Begin:    8/8/2013 10:01:22
End:      8/8/2013 11:01:24
Samples:  3605

100.00%

Output
----------------
File:     combined1.blg

Begin:    8/8/2013 10:01:22
End:      8/8/2013 11:01:24
Samples:  3605

The command completed successfully.

C:\Temp\2013-08-08\origin0>relog combined*.blg -o combined.blg

Input
----------------
File(s):
     combined0.blg (Binary)
     combined1.blg (Binary)

Begin:    8/8/2013 4:51:02
End:      8/8/2013 11:01:24
Samples:  22228

100.00%

Output
----------------
File:     combined.blg

Begin:    8/8/2013 4:51:02
End:      8/8/2013 11:01:24
Samples:  22228

The command completed successfully.

So perhaps the issue is the number of files. By removing files one at a time, I found that relog will handle 32 files maximum. This is not documented nor is the error message able to communicate this clearly.

5. Combining BLG files from multiple machines does not work well

While this may be stretching what relog was intended to do, I think there is a perfectly reasonable case for wanting to do this. If you have a cluster of machines performing the same function, you may want to get an average CPU or a total throughput for the whole cluster. I do this all the time in Azure. If you collect the performance counters from each machine, then it should be straightforward to combine these data.
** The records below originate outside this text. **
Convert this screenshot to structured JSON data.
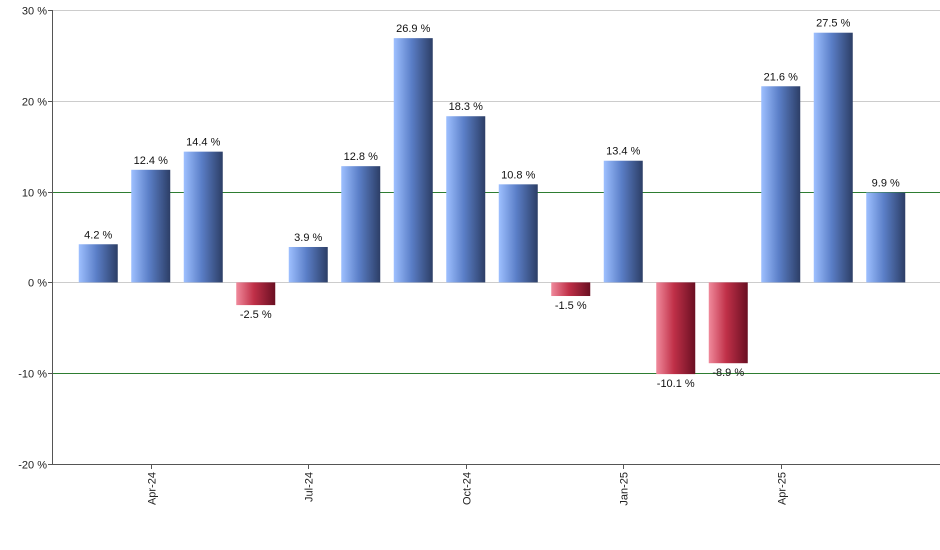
{
  "chart_data": {
    "type": "bar",
    "title": "",
    "xlabel": "",
    "ylabel": "",
    "ylim": [
      -20,
      30
    ],
    "y_ticks": [
      -20,
      -10,
      0,
      10,
      20,
      30
    ],
    "y_tick_labels": [
      "-20 %",
      "-10 %",
      "0 %",
      "10 %",
      "20 %",
      "30 %"
    ],
    "reference_lines": [
      10,
      -10
    ],
    "grid": true,
    "x_tick_labels": [
      "Apr-24",
      "Jul-24",
      "Oct-24",
      "Jan-25",
      "Apr-25"
    ],
    "x_tick_positions": [
      1,
      4,
      7,
      10,
      13
    ],
    "values": [
      4.2,
      12.4,
      14.4,
      -2.5,
      3.9,
      12.8,
      26.9,
      18.3,
      10.8,
      -1.5,
      13.4,
      -10.1,
      -8.9,
      21.6,
      27.5,
      9.9
    ],
    "value_labels": [
      "4.2 %",
      "12.4 %",
      "14.4 %",
      "-2.5 %",
      "3.9 %",
      "12.8 %",
      "26.9 %",
      "18.3 %",
      "10.8 %",
      "-1.5 %",
      "13.4 %",
      "-10.1 %",
      "-8.9 %",
      "21.6 %",
      "27.5 %",
      "9.9 %"
    ],
    "colors": {
      "positive_light": "#9ec0ff",
      "positive_mid": "#5b7fc8",
      "positive_dark": "#2c3e66",
      "negative_light": "#f08a9c",
      "negative_mid": "#c03048",
      "negative_dark": "#6a0f22",
      "grid": "#cccccc",
      "reference": "#2e7d32",
      "axis": "#555555"
    }
  }
}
Unfortunately it's not. The counters in the BLG have the machine name included. So when you combine the counters don't mix. You have to do this by hand:

  1. Convert each BLG file to a CSV
  2. In each CSV replace the machine name in the perf counter with a generic name like "server"
  3. Read the data from each CSV simultaneously using a rolling window and combine the perf counters in the time window

In other words, forget about it and pay for a tool that will do it for you. 

6. Relog has trouble reading dates from the command line

Look at the following output:

 c:\test>relog perf1.blg -f csv -o perf1.csv -b "8/31/2013 0:52:14" -e "8/31/2013 1:02:41"

Input
----------------
File(s):
     perf1.blg (Binary)

Begin:    8/31/2013 0:52:16
End:      8/31/2013 1:02:41
Samples:  626

100.00%

Output
----------------
File:     blah.csv

Begin:    8/31/2013 0:52:16
End:      8/31/2013 1:02:41
Samples:  625

The command completed successfully.

c:\test>relog perf1.blg -f csv -o perf1.csv -b "8/31/2013 12:52:14AM" -e "8/31/2013 1:02:41AM"

Input
----------------
File(s):
     perf1.blg (Binary)

Begin:    8/31/2013 0:52:16
End:      8/31/2013 1:02:41
Samples:  626

Error: The time range specified has no overlap with the input logs.

The relog documentation says you can use timestamps with AM/PM but does not explicitly say you can use 24 hour time. Also, when it shows begin and end, those appear to be the same in both commands. But one works and one does not.